Changes includes adoption and surrogacy leave, limits to sick-note requests

Province make twin employment standards amendments

Manitoba HR teams face two new compliance obligations under amendments to The Employment Standards Code.

The changes include a 16-week unpaid leave for adoption and surrogacy that is came into force June 1, and limits on when employers can demand a sick note that begin Oct. 1.

Both passed as government-sponsored bills championed by Labour and Immigration Minister Malaya Marcelino, per Manitoba Hansard, but on different timelines. The attachment leave falls under Bill 10 while Bill 11 brings Manitoba in line with most other provinces, which already restrict sick notes for short absences.

Attachment leave

Bill 10 entitles a worker with at least seven consecutive months of service to an unpaid leave of absence of up to 16 continuous weeks tied to a "placement" — the adoption of a child, or "the arrival of a newborn child of an employee into the employee's care where the person who gave birth to the child is a surrogate." It closes a gap that left intended parents through surrogacy without a dedicated, job-protected leave.

The leave may begin up to six weeks before the estimated placement date and must end within 16 weeks of the actual date; only one leave is available where two or more children are placed in the same week. Employees must give four weeks' written notice where possible but keep the entitlement even if notice is short.
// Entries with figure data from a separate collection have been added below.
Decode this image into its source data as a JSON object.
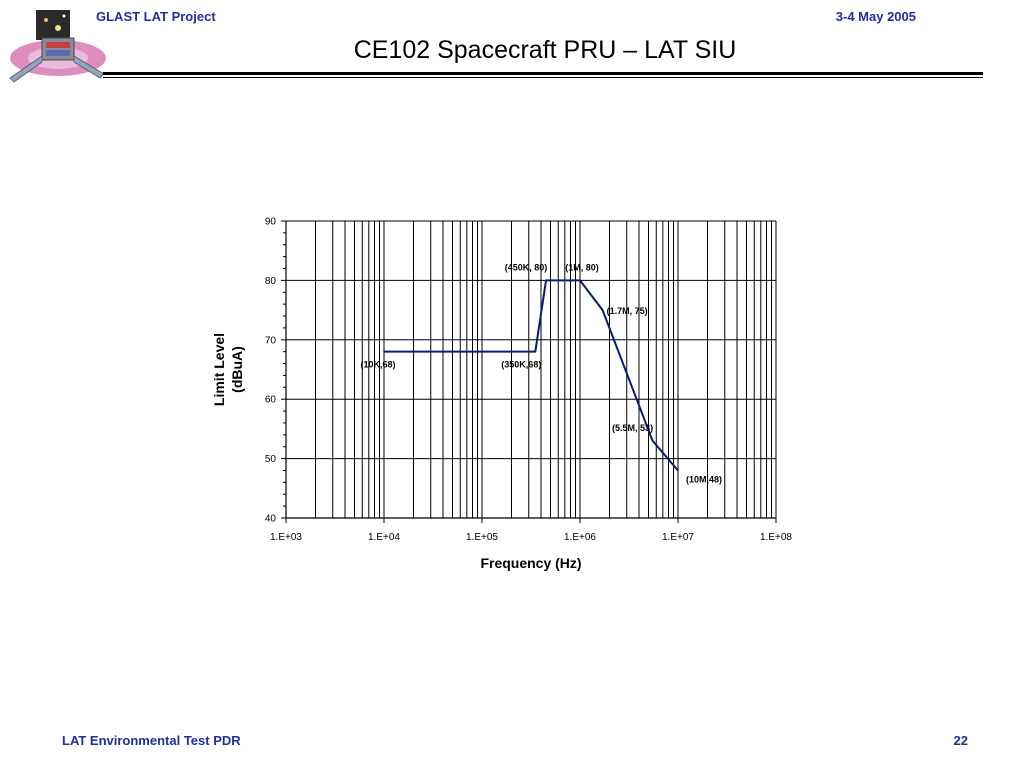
{
  "header": {
    "project": "GLAST LAT Project",
    "date": "3-4 May 2005",
    "title": "CE102 Spacecraft PRU – LAT SIU"
  },
  "footer": {
    "left": "LAT Environmental Test PDR",
    "page": "22"
  },
  "logo": {
    "icon": "glast-satellite-logo-icon"
  },
  "colors": {
    "header_text": "#1f2fa0",
    "series_line": "#0a1a7a",
    "grid": "#000000"
  },
  "chart_data": {
    "type": "line",
    "xlabel": "Frequency (Hz)",
    "ylabel_lines": [
      "Limit Level",
      "(dBuA)"
    ],
    "x_scale": "log",
    "xlim": [
      1000,
      100000000
    ],
    "ylim": [
      40,
      90
    ],
    "x_tick_values": [
      1000,
      10000,
      100000,
      1000000,
      10000000,
      100000000
    ],
    "x_tick_labels": [
      "1.E+03",
      "1.E+04",
      "1.E+05",
      "1.E+06",
      "1.E+07",
      "1.E+08"
    ],
    "y_tick_values": [
      40,
      50,
      60,
      70,
      80,
      90
    ],
    "y_tick_labels": [
      "40",
      "50",
      "60",
      "70",
      "80",
      "90"
    ],
    "grid": true,
    "series": [
      {
        "x": [
          10000,
          350000,
          450000,
          1000000,
          1700000,
          5500000,
          10000000
        ],
        "y": [
          68,
          68,
          80,
          80,
          75,
          53,
          48
        ]
      }
    ],
    "annotations": [
      {
        "text": "(10K,68)",
        "x": 10000,
        "y": 68,
        "pos": "below"
      },
      {
        "text": "(350K,68)",
        "x": 350000,
        "y": 68,
        "pos": "below-left"
      },
      {
        "text": "(450K, 80)",
        "x": 450000,
        "y": 80,
        "pos": "above-left"
      },
      {
        "text": "(1M, 80)",
        "x": 1000000,
        "y": 80,
        "pos": "above"
      },
      {
        "text": "(1.7M, 75)",
        "x": 1700000,
        "y": 75,
        "pos": "right"
      },
      {
        "text": "(5.5M, 53)",
        "x": 5500000,
        "y": 53,
        "pos": "above-left"
      },
      {
        "text": "(10M,48)",
        "x": 10000000,
        "y": 48,
        "pos": "below-right"
      }
    ]
  }
}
An employee may end the leave early on two weeks' or one pay period's notice, and may continue it for a further two weeks if told the placement will not occur. Employers may request "evidence reasonable in the circumstances," and an employee already on parental leave "may interrupt their parental leave to take attachment leave," resuming it afterward.

Sick-note limits

From Oct. 1, Bill 11 bars an employer from requiring a sick note "unless the absence continues for a period of more than one week" or the employee "has been absent from work because of injury or illness on more than 10 scheduled workdays in that calendar year." A partial day may count toward the threshold, so employers must track cumulative absence days by calendar year.
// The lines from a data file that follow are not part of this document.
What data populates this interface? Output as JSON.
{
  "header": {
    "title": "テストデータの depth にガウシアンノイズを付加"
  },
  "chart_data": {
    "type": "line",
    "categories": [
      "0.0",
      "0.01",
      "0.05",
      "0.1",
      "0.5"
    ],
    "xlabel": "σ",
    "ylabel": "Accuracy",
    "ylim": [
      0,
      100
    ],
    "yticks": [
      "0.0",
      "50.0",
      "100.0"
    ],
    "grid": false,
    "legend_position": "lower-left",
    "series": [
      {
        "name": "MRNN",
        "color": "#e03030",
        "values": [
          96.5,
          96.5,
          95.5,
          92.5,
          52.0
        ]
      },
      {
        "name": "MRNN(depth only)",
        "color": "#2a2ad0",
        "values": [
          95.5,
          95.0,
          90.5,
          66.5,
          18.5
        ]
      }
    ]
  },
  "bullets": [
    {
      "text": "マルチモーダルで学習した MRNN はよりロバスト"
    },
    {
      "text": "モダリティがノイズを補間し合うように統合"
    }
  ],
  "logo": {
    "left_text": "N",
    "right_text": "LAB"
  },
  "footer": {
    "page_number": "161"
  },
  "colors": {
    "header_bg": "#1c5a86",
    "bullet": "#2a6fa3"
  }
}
When a note can be required, employers must accept one from a broad range of providers — not only a physician — including nurses, psychologists and midwives. They must also reimburse "any reasonable amount" the provider charges, within 30 days of receiving proof. Miss that window and the unpaid sum is "deemed to be a wage owing," letting the worker file a complaint.

Recently, for the second time in two years, Prince Edward Island's governing Progressive Conservatives voted down a private member's bill that would have prohibited employers from requiring sick notes from absent workers.

P.E.I.’s new Employment Standards Act (ESA) also comes into force on June 30.